The second and last spanking was when I was twelve, and we were living in Perry. That one I did not deserve! I still, to this day, resent it. Not that the slaps on the derriere I got were all than painful, but my feelings were really hurt.
Grandpa was sick and someone needed to go to the Ardoin's Pharmacy in Abbeville to get some needed medicine. Dad was away, and only Mom and little Jerry and I were at home with Grandpa. Mom asked Mrs. "Ping" Baudoin to bring me into town when she brought her husband to work after noon lunch. I was told that I should get the medicine first, and then I could walk around town and window shop for a while, but I had to be sitting on the cement bench in front of the courthouse across the street from the pharmacy at four o'clock, because Mr. and Mrs. Baudoin were going to pick me up and bring me home when he got off work at five.
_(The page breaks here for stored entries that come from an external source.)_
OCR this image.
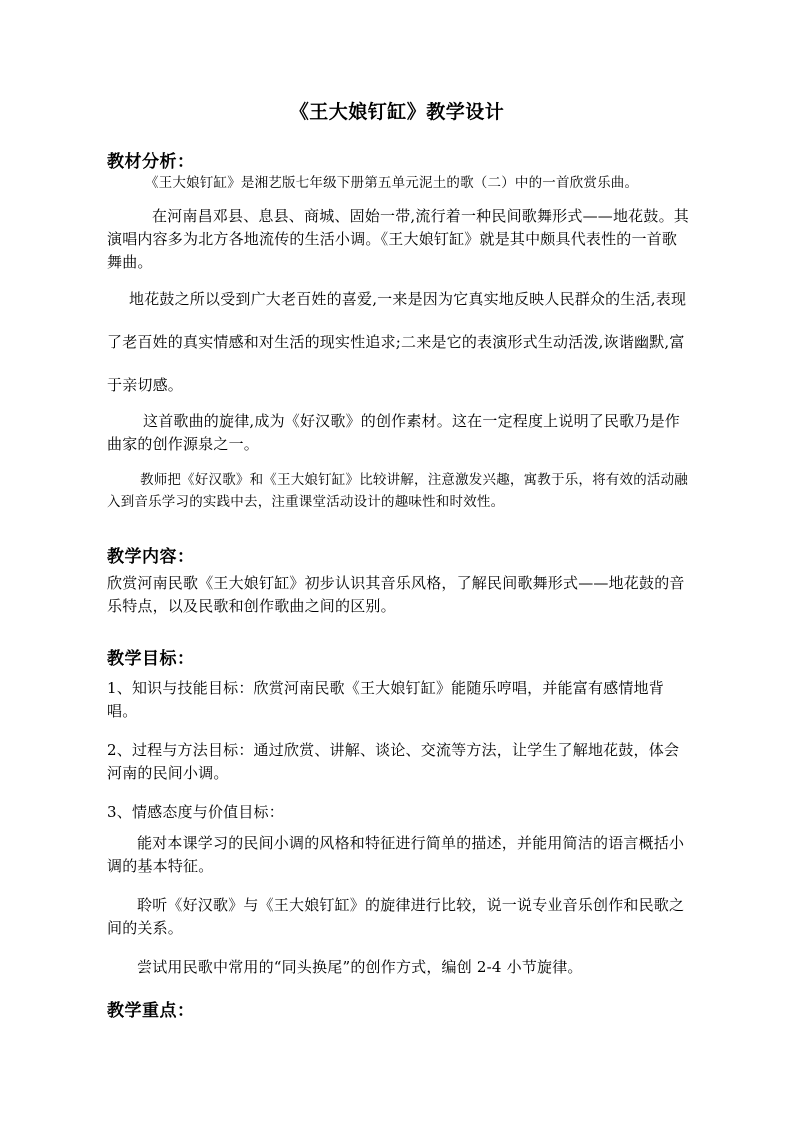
《王大娘钉缸》教学设计
教材分析：
《王大娘钉缸》是湘艺版七年级下册第五单元泥土的歌（二）中的一首欣赏乐曲。
在河南昌邓县、息县、商城、固始一带,流行着一种民间歌舞形式——地花鼓。其演唱内容多为北方各地流传的生活小调。《王大娘钉缸》就是其中颇具代表性的一首歌舞曲。
地花鼓之所以受到广大老百姓的喜爱,一来是因为它真实地反映人民群众的生活,表现了老百姓的真实情感和对生活的现实性追求;二来是它的表演形式生动活泼,诙谐幽默,富于亲切感。
这首歌曲的旋律,成为《好汉歌》的创作素材。这在一定程度上说明了民歌乃是作曲家的创作源泉之一。
教师把《好汉歌》和《王大娘钉缸》比较讲解，注意激发兴趣，寓教于乐，将有效的活动融入到音乐学习的实践中去，注重课堂活动设计的趣味性和时效性。
教学内容：
欣赏河南民歌《王大娘钉缸》初步认识其音乐风格，了解民间歌舞形式——地花鼓的音乐特点，以及民歌和创作歌曲之间的区别。
教学目标：
1、知识与技能目标：欣赏河南民歌《王大娘钉缸》能随乐哼唱，并能富有感情地背唱。
2、过程与方法目标：通过欣赏、讲解、谈论、交流等方法，让学生了解地花鼓，体会河南的民间小调。
3、情感态度与价值目标：
能对本课学习的民间小调的风格和特征进行简单的描述，并能用简洁的语言概括小调的基本特征。
聆听《好汉歌》与《王大娘钉缸》的旋律进行比较，说一说专业音乐创作和民歌之间的关系。
尝试用民歌中常用的“同头换尾”的创作方式，编创 2-4 小节旋律。
教学重点：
I got the medicine and carried it around with me while I looked into various show windows for a couple of hours. I found an old newspaper to read, so by four o'clock I was sitting on that old cement bench in front of the courthouse, reading and waiting for my ride home.
The clock in the church steeple struck five, and and then five-thirty. I realized that the Baudoin's were not going to pick me up, so I started walking home. By the time I got there, it was almost dusk.
Mom met me at the door, took Grandpa's medicine from me and set it down on a table. Then she whacked me a few times on the butt and said, "Don't you ever do that again!" Do what? I did not know that Mrs. Baudoin, when she realized that she had forgotten to pick me up, told Mom that I wasn't waiting in the designated place at the time I was supposed to be, so they had come on home, checking all along the way for any sign of me.
Knowing that my mother thought I was lying hurt more than the punishment. If she ever came to believe that I had told the truth, she never admitted it to me. I surely wish she had.